NORTH OF THE BORDER UPDATE

This article has been contributed to the blog by Steven Golick and Martino Calvaruso. Steven Golick is a partner in the insolvency and restructuring group of Osler, Hoskin & Harcourt LLP, and Martino Calvaruso is an associate in the group.
Canadian insolvency law contains several methods of attacking transactions that a bankrupt has entered into prior to the bankruptcy. One of these methods is set out in the provisions of the Bankruptcy and Insolvency Act (Canada) (the “BIA”) relating to fraudulent preferences. A recent decision of the Manitoba Court of Appeal deals with the issue of whether a bankrupt’s payments of income tax to the Minister of National Revenue (the “MNR”) in the three month period prior to its bankruptcy can be attacked as fraudulent preferences.
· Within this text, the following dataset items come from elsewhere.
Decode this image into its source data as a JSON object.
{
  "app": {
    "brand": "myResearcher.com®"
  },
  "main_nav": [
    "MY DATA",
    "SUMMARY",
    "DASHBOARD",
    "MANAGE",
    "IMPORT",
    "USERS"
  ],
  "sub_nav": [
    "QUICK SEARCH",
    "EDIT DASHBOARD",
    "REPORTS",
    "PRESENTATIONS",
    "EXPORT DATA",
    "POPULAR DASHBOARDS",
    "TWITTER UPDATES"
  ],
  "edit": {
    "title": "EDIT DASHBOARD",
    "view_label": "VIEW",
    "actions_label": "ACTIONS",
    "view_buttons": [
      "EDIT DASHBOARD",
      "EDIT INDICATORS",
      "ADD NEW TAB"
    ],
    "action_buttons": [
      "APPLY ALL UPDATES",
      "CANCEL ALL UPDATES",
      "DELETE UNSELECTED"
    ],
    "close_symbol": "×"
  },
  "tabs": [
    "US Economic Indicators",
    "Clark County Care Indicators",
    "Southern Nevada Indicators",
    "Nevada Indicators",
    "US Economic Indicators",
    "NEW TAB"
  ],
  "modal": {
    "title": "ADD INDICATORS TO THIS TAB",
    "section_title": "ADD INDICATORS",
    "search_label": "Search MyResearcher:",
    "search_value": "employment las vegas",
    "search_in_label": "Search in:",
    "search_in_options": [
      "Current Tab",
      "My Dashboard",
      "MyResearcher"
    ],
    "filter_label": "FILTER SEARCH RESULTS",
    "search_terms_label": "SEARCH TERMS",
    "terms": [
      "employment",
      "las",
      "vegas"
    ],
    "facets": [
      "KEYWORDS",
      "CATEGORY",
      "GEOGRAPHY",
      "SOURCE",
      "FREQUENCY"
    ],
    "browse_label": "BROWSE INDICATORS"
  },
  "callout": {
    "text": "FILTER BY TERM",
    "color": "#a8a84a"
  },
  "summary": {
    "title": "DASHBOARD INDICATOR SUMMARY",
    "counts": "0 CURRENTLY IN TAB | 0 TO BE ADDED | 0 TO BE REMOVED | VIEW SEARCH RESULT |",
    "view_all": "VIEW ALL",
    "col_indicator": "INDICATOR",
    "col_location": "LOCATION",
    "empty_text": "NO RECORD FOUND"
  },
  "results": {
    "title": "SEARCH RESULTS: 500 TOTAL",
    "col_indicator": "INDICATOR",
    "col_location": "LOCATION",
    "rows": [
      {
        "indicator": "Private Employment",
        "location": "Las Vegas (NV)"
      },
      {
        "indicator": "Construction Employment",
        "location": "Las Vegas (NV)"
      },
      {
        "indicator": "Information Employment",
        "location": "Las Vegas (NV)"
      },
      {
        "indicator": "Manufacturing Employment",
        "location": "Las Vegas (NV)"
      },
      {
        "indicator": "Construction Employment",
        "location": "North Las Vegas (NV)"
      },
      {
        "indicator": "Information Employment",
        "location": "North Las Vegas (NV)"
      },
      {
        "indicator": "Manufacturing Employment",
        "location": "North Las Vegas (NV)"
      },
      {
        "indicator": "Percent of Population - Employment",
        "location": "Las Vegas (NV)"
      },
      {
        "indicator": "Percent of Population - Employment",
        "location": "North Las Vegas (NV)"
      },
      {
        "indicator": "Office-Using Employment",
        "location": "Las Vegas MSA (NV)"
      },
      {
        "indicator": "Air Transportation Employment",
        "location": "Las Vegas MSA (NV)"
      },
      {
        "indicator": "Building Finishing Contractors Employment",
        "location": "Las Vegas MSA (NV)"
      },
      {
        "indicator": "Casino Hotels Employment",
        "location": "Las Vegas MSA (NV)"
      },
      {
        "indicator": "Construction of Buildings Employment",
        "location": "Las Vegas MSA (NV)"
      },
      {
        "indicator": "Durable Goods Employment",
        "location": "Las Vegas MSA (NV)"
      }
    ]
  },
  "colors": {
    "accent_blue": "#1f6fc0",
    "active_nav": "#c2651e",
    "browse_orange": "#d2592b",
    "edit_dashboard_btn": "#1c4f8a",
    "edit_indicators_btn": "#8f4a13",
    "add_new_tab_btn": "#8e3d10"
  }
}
Section 95 of the BIA provides (in part) that if a debtor has transferred property or made a payment to an arm’s length creditor: (a) within the three month period prior to the date of such debtor’s bankruptcy; (b) while being an “insolvent person” (as defined in the BIA); and (c) with a view to giving the recipient creditor a preference over the debtor’s other creditors, then such transfer or payment is void as against a trustee in bankruptcy. The party seeking an order from the court that a preference has been made need only establish a prima facie case in support of the three factors described above; following which, the onus shifts to the recipient creditor to rebut this prima facie case. If the payment or transfer has the effect of giving a preference, it is presumed to have been made with intent to prefer, absent evidence to the contrary.
In Andrews (Trustee of) v. Minister of National Revenue, the Manitoba Court of Appeal dismissed the appeal of the MNR from an order which declared that two payments of income tax made by Mrs. Andrews, a personal bankrupt (the “Bankrupt”), to the MNR within the three month period prior to her bankruptcy were preferences in accordance with Section 95 of the BIA. The Court of Appeal upheld the lower court’s decision that the MNR had not successfully rebutted the prima facie case made by the applicant trustee in bankruptcy.
The first two submissions of the MNR were fact specific. There was no dispute that the payments by the Bankrupt had been made within the applicable three month period. However, the MNR submitted that the court had erred in taking into account facts subsequent to the first payment of funds by the Bankrupt to the MNR. The second submission related to whether the court had given sufficient weight to the evidence of the Bankrupt. Both submissions were rejected by the Court of Appeal.
The third submission of the MNR is of particular interest. The MNR contended that a payment to a creditor cannot be considered a preference unless the debtor receives a quid pro quo from such creditor. The MNR’s position was that since it could not provide the Bankrupt with a quid pro quo, then the Bankrupt could not have had the intention to prefer the MNR over her other creditors. The Court of Appeal disagreed and was of the view that the receipt of a quid pro quo by a debtor is only a factor to be considered when determining if a debtor had the intention to prefer and is not itself determinative.
The MNR also argued that due to the fact that the two income tax payments were made prior to the date of the bankruptcy, they were not to be captured by the BIA and therefore subject to the Crown prerogative (of being paid in priority to other creditors of equal degree). However, according to the Court of Appeal, Section 4.1 of the BIA abrogates the Crown prerogative in Section 95 matters, as it provides that the BIA is binding on the Crown. Given that income tax is an unsecured claim under the BIA, it is to be treated in a manner consistent with the treatment of all other unsecured claims. As a result, the payment of income tax by a debtor in the three month period prior to the date of its bankruptcy is liable to be attacked as a preference pursuant to Section 95 of the BIA.
Although the decision is in connection with the bankruptcy of an individual, the Court of Appeal’s judgment in Andrews has implications when viewed in the context of corporate bankruptcies. As corporate income tax payments and other non priority payments to various levels of governments made in the three months preceding a bankruptcy can be substantial, trustees in bankruptcy and unsecured creditors may become more vigilant in investigating such payments and considering proceedings to recover such payments for the benefit of the bankrupt’s stakeholders. In these circumstances, one should expect that trustees in bankruptcy and unsecured creditors will to look to the Andrews decision as support when challenging the payment of income taxes and similar payments as preferences.